Court Opinion

ID: 3621191
Source: CourtListenerOpinion
Date Created: 2016-07-06 00:02:55.657875+00
Date Added: 2024-06-11T13:57:48.678459
License: Public Domain

I am unable to agree with the opinion for reversal. The employer reported that claimant was injured in his regular occupation. The Board has found that his injury arose "out of and in the course of his employment." His home and usual place of employment was at Watkins Glen, but he was sometimes sent out on the road by his employer to sell goods. When away from home the employer paid his expenses, including his meals, as part of his wages. He had no regular hours for taking his meals. On the day in question he was sent with a traveling salesman of a fertilizer company to sell fertilizers to farmers. The employer testified that "he had to catch his lunch when he could." His employment was continuous from the time he left his employer's place of business. During all that time he was in his master's service engaged in his business under the protection of the Workmen's Compensation Law (Cons. Laws, ch. 67). He was in the restaurant by reason of his employment, in the course of his duty to his employer, and in furtherance of the business in which he was engaged, just as he would have been if he had been compelled to step into a public toilet and had been injured while therein. (Cf. Matter of Dudenhausen v. Newcombe Oil Corp., 217 App. Div. 707; Special Bulletin No. 149, Department of Labor, p. 60.) Both were public places and to each of them he was compelled to go by nature. The employer knew that he would be compelled to go into a public place to eat while on the road in the course of his employment, and because he knew it, he agreed to pay for his meals as a part of his wages. He was in the restaurant solely because of his employment. If he had remained at his usual place of employment he would not have met with the injury. *Page 15 
It was solely because he was obeying instructions that he was compelled to go into a public place for his meal. True, the employer did not know that he would go into the particular restaurant, but he knew that he would have to eat and go into some public place where food was supplied. While the risk was "unanticipated" and "infrequent," still the claimant was subjected to that risk in fulfilling his duty to his employer and carrying out his master's business. The risk was, therefore, an incident of the employment and covered by the statute enacted to afford protection to the servant while engaged in his employer's business. There existed a direct causal connection between the service which he was performing and the risk and resulting injury.
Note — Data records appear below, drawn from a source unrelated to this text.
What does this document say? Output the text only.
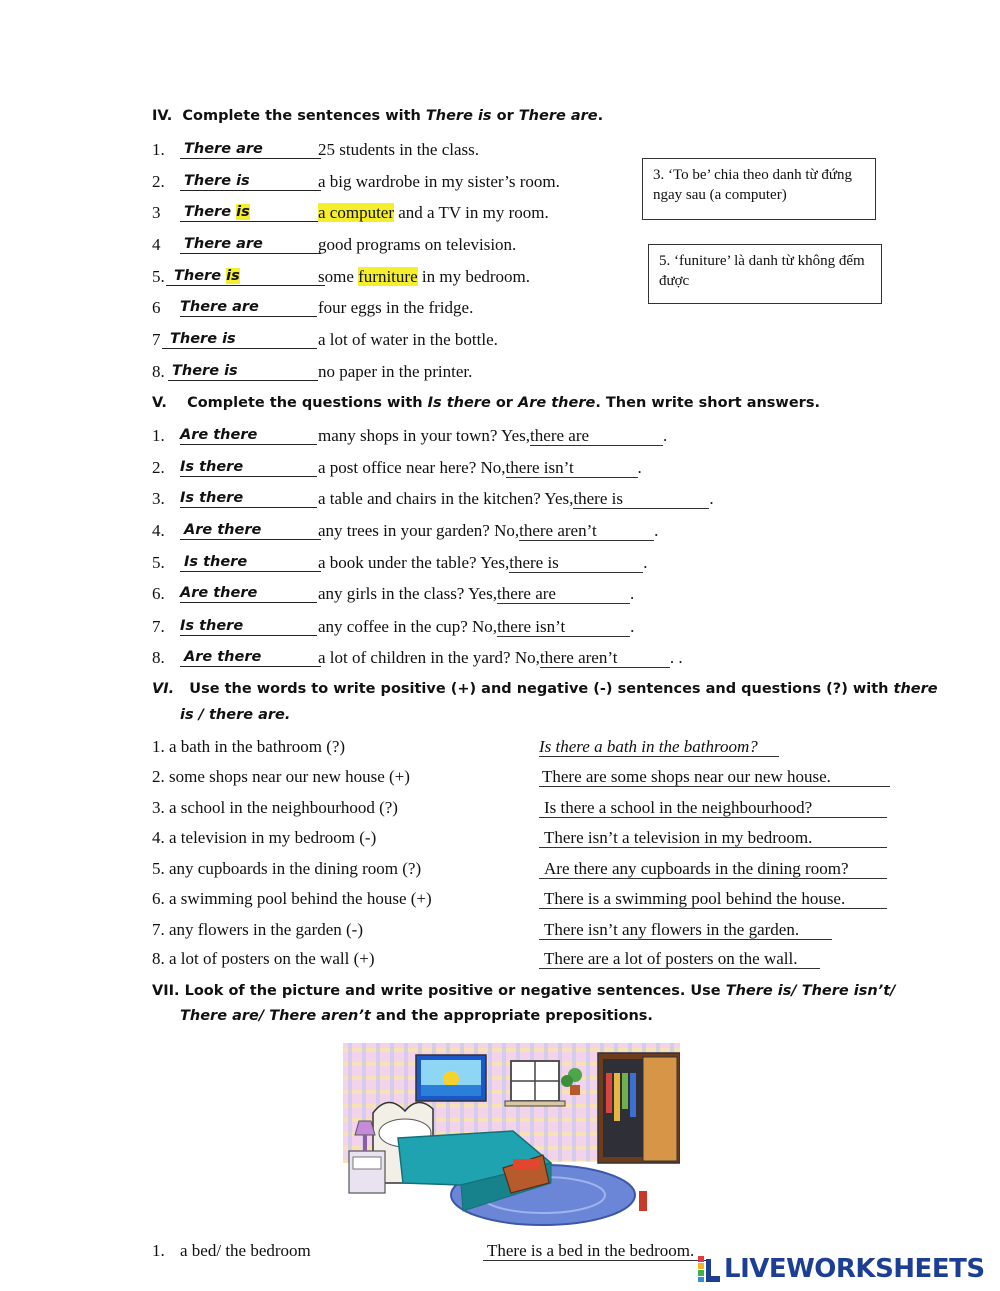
IV. Complete the sentences with There is or There are.
1. There are	25 students in the class.
2. There is	a big wardrobe in my sister’s room.
3 There is	a computer and a TV in my room.
4 There are	good programs on television.
5. There is	some furniture in my bedroom.
6 There are	four eggs in the fridge.
7 There is	a lot of water in the bottle.
8. There is	no paper in the printer.
3. ‘To be’ chia theo danh từ đứng ngay sau (a computer)
5. ‘funiture’ là danh từ không đếm được
V. Complete the questions with Is there or Are there. Then write short answers.
1. Are there	many shops in your town? Yes,there are	.
2. Is there	a post office near here? No,there isn’t	.
3. Is there	a table and chairs in the kitchen? Yes,there is	.
4. Are there	any trees in your garden? No,there aren’t	.
5. Is there	a book under the table? Yes,there is	.
6. Are there	any girls in the class? Yes,there are	.
7. Is there	any coffee in the cup? No,there isn’t	.
8. Are there	a lot of children in the yard? No,there aren’t	. .
VI. Use the words to write positive (+) and negative (-) sentences and questions (?) with there
is / there are.
1. a bath in the bathroom (?)	Is there a bath in the bathroom?
2. some shops near our new house (+)	There are some shops near our new house.
3. a school in the neighbourhood (?)	Is there a school in the neighbourhood?
4. a television in my bedroom (-)	There isn’t a television in my bedroom.
5. any cupboards in the dining room (?)	Are there any cupboards in the dining room?
6. a swimming pool behind the house (+)	There is a swimming pool behind the house.
7. any flowers in the garden (-)	There isn’t any flowers in the garden.
8. a lot of posters on the wall (+)	There are a lot of posters on the wall.
VII. Look of the picture and write positive or negative sentences. Use There is/ There isn’t/
There are/ There aren’t and the appropriate prepositions.
1. a bed/ the bedroom	There is a bed in the bedroom.
LIVEWORKSHEETS
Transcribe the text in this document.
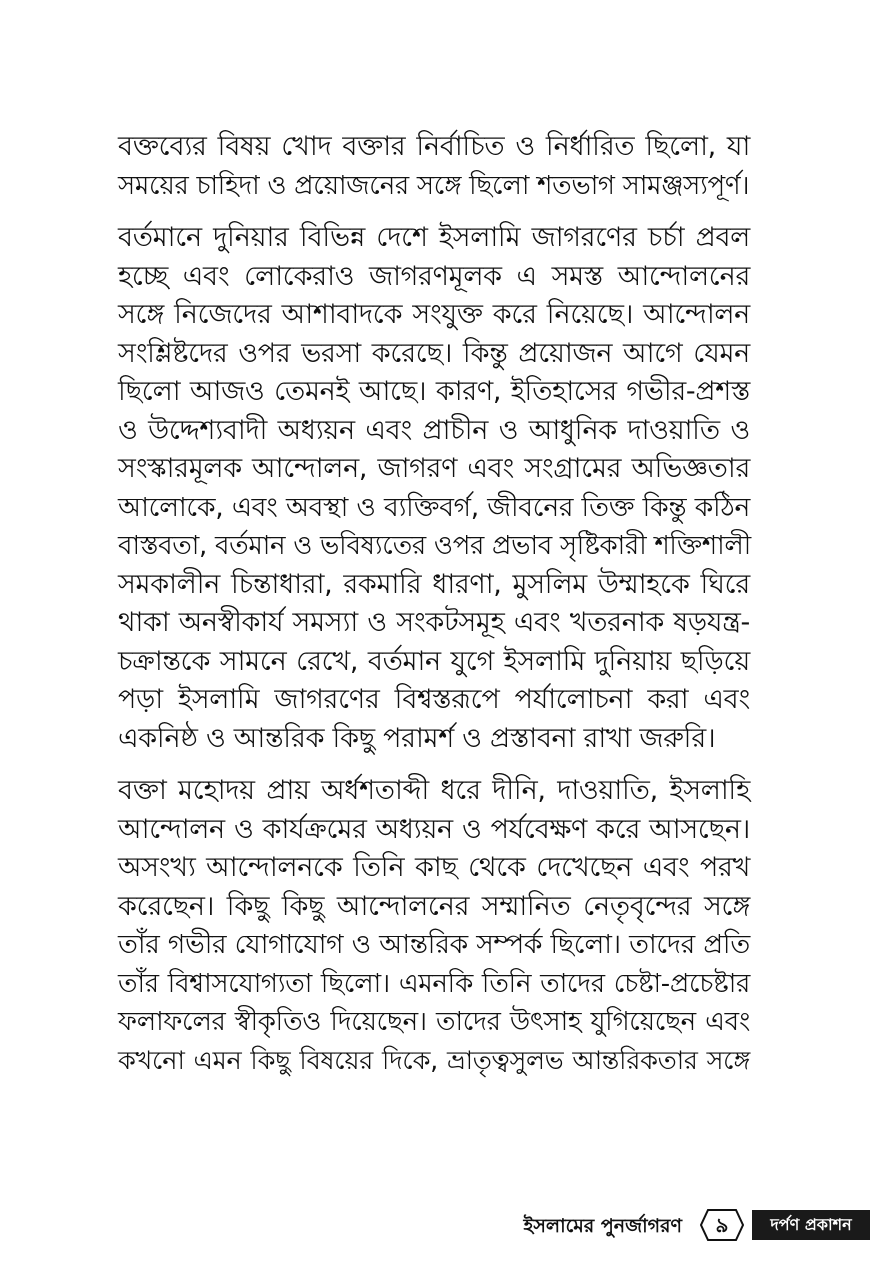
বক্তব্যের বিষয় খোদ বক্তার নির্বাচিত ও নির্ধারিত ছিলো, যা
সময়ের চাহিদা ও প্রয়োজনের সঙ্গে ছিলো শতভাগ সামঞ্জস্যপূর্ণ।
বর্তমানে দুনিয়ার বিভিন্ন দেশে ইসলামি জাগরণের চর্চা প্রবল
হচ্ছে এবং লোকেরাও জাগরণমূলক এ সমস্ত আন্দোলনের
সঙ্গে নিজেদের আশাবাদকে সংযুক্ত করে নিয়েছে। আন্দোলন
সংশ্লিষ্টদের ওপর ভরসা করেছে। কিন্তু প্রয়োজন আগে যেমন
ছিলো আজও তেমনই আছে। কারণ, ইতিহাসের গভীর-প্রশস্ত
ও উদ্দেশ্যবাদী অধ্যয়ন এবং প্রাচীন ও আধুনিক দাওয়াতি ও
সংস্কারমূলক আন্দোলন, জাগরণ এবং সংগ্রামের অভিজ্ঞতার
আলোকে, এবং অবস্থা ও ব্যক্তিবর্গ, জীবনের তিক্ত কিন্তু কঠিন
বাস্তবতা, বর্তমান ও ভবিষ্যতের ওপর প্রভাব সৃষ্টিকারী শক্তিশালী
সমকালীন চিন্তাধারা, রকমারি ধারণা, মুসলিম উম্মাহকে ঘিরে
থাকা অনস্বীকার্য সমস্যা ও সংকটসমূহ এবং খতরনাক ষড়যন্ত্র-
চক্রান্তকে সামনে রেখে, বর্তমান যুগে ইসলামি দুনিয়ায় ছড়িয়ে
পড়া ইসলামি জাগরণের বিশ্বস্তরূপে পর্যালোচনা করা এবং
একনিষ্ঠ ও আন্তরিক কিছু পরামর্শ ও প্রস্তাবনা রাখা জরুরি।
বক্তা মহোদয় প্রায় অর্ধশতাব্দী ধরে দীনি, দাওয়াতি, ইসলাহি
আন্দোলন ও কার্যক্রমের অধ্যয়ন ও পর্যবেক্ষণ করে আসছেন।
অসংখ্য আন্দোলনকে তিনি কাছ থেকে দেখেছেন এবং পরখ
করেছেন। কিছু কিছু আন্দোলনের সম্মানিত নেতৃবৃন্দের সঙ্গে
তাঁর গভীর যোগাযোগ ও আন্তরিক সম্পর্ক ছিলো। তাদের প্রতি
তাঁর বিশ্বাসযোগ্যতা ছিলো। এমনকি তিনি তাদের চেষ্টা-প্রচেষ্টার
ফলাফলের স্বীকৃতিও দিয়েছেন। তাদের উৎসাহ যুগিয়েছেন এবং
কখনো এমন কিছু বিষয়ের দিকে, ভ্রাতৃত্বসুলভ আন্তরিকতার সঙ্গে
ইসলামের পুনর্জাগরণ	৯	দর্পণ প্রকাশন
This case is quite different from one where an employee has a regular time for his meals which are not furnished by the employer. In such a case the interval allowed for meals is the servant's own time and he pays for his own meals.
The principles decided in Matter of Tannenbaum v. PerfectTailoring Co. (243 N.Y. 577) and Matter of Crippen v. PressCo. (254 N.Y. 535) are applicable here.
The award should be affirmed, with costs to claimant and disbursements to the State Industrial Board.
CRANE, LEHMAN and KELLOGG, JJ., concur with O'BRIEN, J.; HUBBS, J., dissents in opinion in which POUND, Ch. J., and CROUCH, J., concur.